Characterization and Optimization of Silver-Modified In(0.2)Cd(0.8)S-Based Photocatalysts

[Image: see text] In this research, we performed scanning electrochemical microscopy to screen M(x)(In(0.2)Cd(0.8))(1–x)S (M = V, Cr, Mn, Fe, Co, Ni, Cu, Zn, Mo, Ru, Ag, W, Ir, Pt, and Te) photocatalyst arrays for efficient photoelectrochemical reaction. Doping 30% Ag to form the Ag(0.3)(In(0.2)Cd(0.8))(0.7)S electrode could result in the highest photocurrent, and also, the anode photocurrents were found to be 1 and 0.53 mA/cm(2) under UV–visible and visible light, respectively, comparatively higher than that of the In(0.2)Cd(0.8)S electrode (0.45 and 0.25 mA/cm(2)). The highest incident photo-to-current conversion efficiency of the Ag(0.3)(In(0.2)Cd(0.8))(0.7)S photocatalyst and In(0.2)Cd(0.8)S were found to be 64% (λ = 450 nm) and 57% (λ = 400 nm), respectively. The Mott–Schottky plots showed that In(0.2)Cd(0.8)S and Ag(0.3)(In(0.2)Cd(0.8))(0.7)S photoelectrodes could exhibit a flat-band potential of −0.85 and −0.55 V versus Ag/AgCl, respectively.
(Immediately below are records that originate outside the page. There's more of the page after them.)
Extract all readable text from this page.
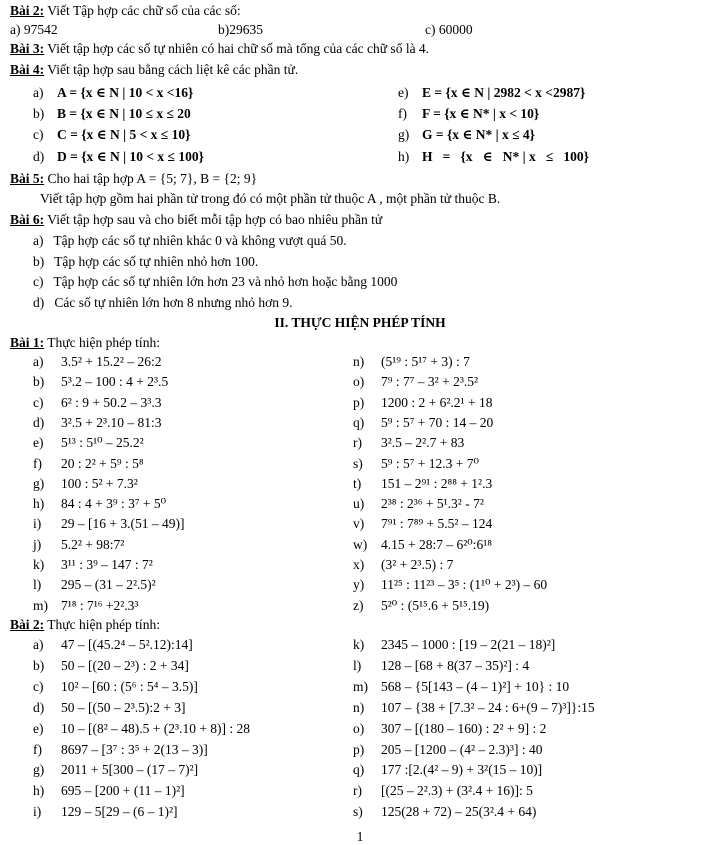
Bài 2: Viết Tập hợp các chữ số của các số:
a) 97542	b)29635	c) 60000
Bài 3: Viết tập hợp các số tự nhiên có hai chữ số mà tổng của các chữ số là 4.
Bài 4: Viết tập hợp sau bằng cách liệt kê các phần tử.
a) A = {x ∈ N | 10 < x <16}
b) B = {x ∈ N | 10 ≤ x ≤ 20
c) C = {x ∈ N | 5 < x ≤ 10}
d) D = {x ∈ N | 10 < x ≤ 100}
e) E = {x ∈ N | 2982 < x <2987}
f) F = {x ∈ N* | x < 10}
g) G = {x ∈ N* | x ≤ 4}
h) H   =   {x   ∈   N* | x   ≤   100}
Bài 5: Cho hai tập hợp A = {5; 7}, B = {2; 9}
Viết tập hợp gồm hai phần tử trong đó có một phần tử thuộc A , một phần tử thuộc B.
Bài 6: Viết tập hợp sau và cho biết mỗi tập hợp có bao nhiêu phần tử
a)   Tập hợp các số tự nhiên khác 0 và không vượt quá 50.
b)   Tập hợp các số tự nhiên nhỏ hơn 100.
c)   Tập hợp các số tự nhiên lớn hơn 23 và nhỏ hơn hoặc bằng 1000
d)   Các số tự nhiên lớn hơn 8 nhưng nhỏ hơn 9.
II. THỰC HIỆN PHÉP TÍNH
Bài 1: Thực hiện phép tính:
a) 3.5² + 15.2² – 26:2
b) 5³.2 – 100 : 4 + 2³.5
c) 6² : 9 + 50.2 – 3³.3
d) 3².5 + 2³.10 – 81:3
e) 5¹³ : 5¹⁰ – 25.2²
f) 20 : 2² + 5⁹ : 5⁸
g) 100 : 5² + 7.3²
h) 84 : 4 + 3⁹ : 3⁷ + 5⁰
i) 29 – [16 + 3.(51 – 49)]
j) 5.2² + 98:7²
k) 3¹¹ : 3⁹ – 147 : 7²
l) 295 – (31 – 2².5)²
m) 7¹⁸ : 7¹⁶ +2².3³
n) (5¹⁹ : 5¹⁷ + 3) : 7
o) 7⁹ : 7⁷ – 3² + 2³.5²
p) 1200 : 2 + 6².2¹ + 18
q) 5⁹ : 5⁷ + 70 : 14 – 20
r) 3².5 – 2².7 + 83
s) 5⁹ : 5⁷ + 12.3 + 7⁰
t) 151 – 2⁹¹ : 2⁸⁸ + 1².3
u) 2³⁸ : 2³⁶ + 5¹.3² - 7²
v) 7⁹¹ : 7⁸⁹ + 5.5² – 124
w) 4.15 + 28:7 – 6²⁰:6¹⁸
x) (3² + 2³.5) : 7
y) 11²⁵ : 11²³ – 3⁵ : (1¹⁰ + 2³) – 60
z) 5²⁰ : (5¹⁵.6 + 5¹⁵.19)
Bài 2: Thực hiện phép tính:
a) 47 – [(45.2⁴ – 5².12):14]
b) 50 – [(20 – 2³) : 2 + 34]
c) 10² – [60 : (5⁶ : 5⁴ – 3.5)]
d) 50 – [(50 – 2³.5):2 + 3]
e) 10 – [(8² – 48).5 + (2³.10 + 8)] : 28
f) 8697 – [3⁷ : 3⁵ + 2(13 – 3)]
g) 2011 + 5[300 – (17 – 7)²]
h) 695 – [200 + (11 – 1)²]
i) 129 – 5[29 – (6 – 1)²]
k) 2345 – 1000 : [19 – 2(21 – 18)²]
l) 128 – [68 + 8(37 – 35)²] : 4
m) 568 – {5[143 – (4 – 1)²] + 10} : 10
n) 107 – {38 + [7.3² – 24 : 6+(9 – 7)³]}:15
o) 307 – [(180 – 160) : 2² + 9] : 2
p) 205 – [1200 – (4² – 2.3)³] : 40
q) 177 :[2.(4² – 9) + 3²(15 – 10)]
r) [(25 – 2².3) + (3².4 + 16)]: 5
s) 125(28 + 72) – 25(3².4 + 64)
1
Based on these findings, the superior photocatalytic activity of the Ag(0.3)(In(0.2)Cd(0.8))(0.7)S photoelectrode was mainly attributed to its high crystalline structure for efficient charge separation and reduction of charge recombination in the heterojunction of Ag(0.3)(In(0.2)Cd(0.8))(0.7)S and Ag(2)S.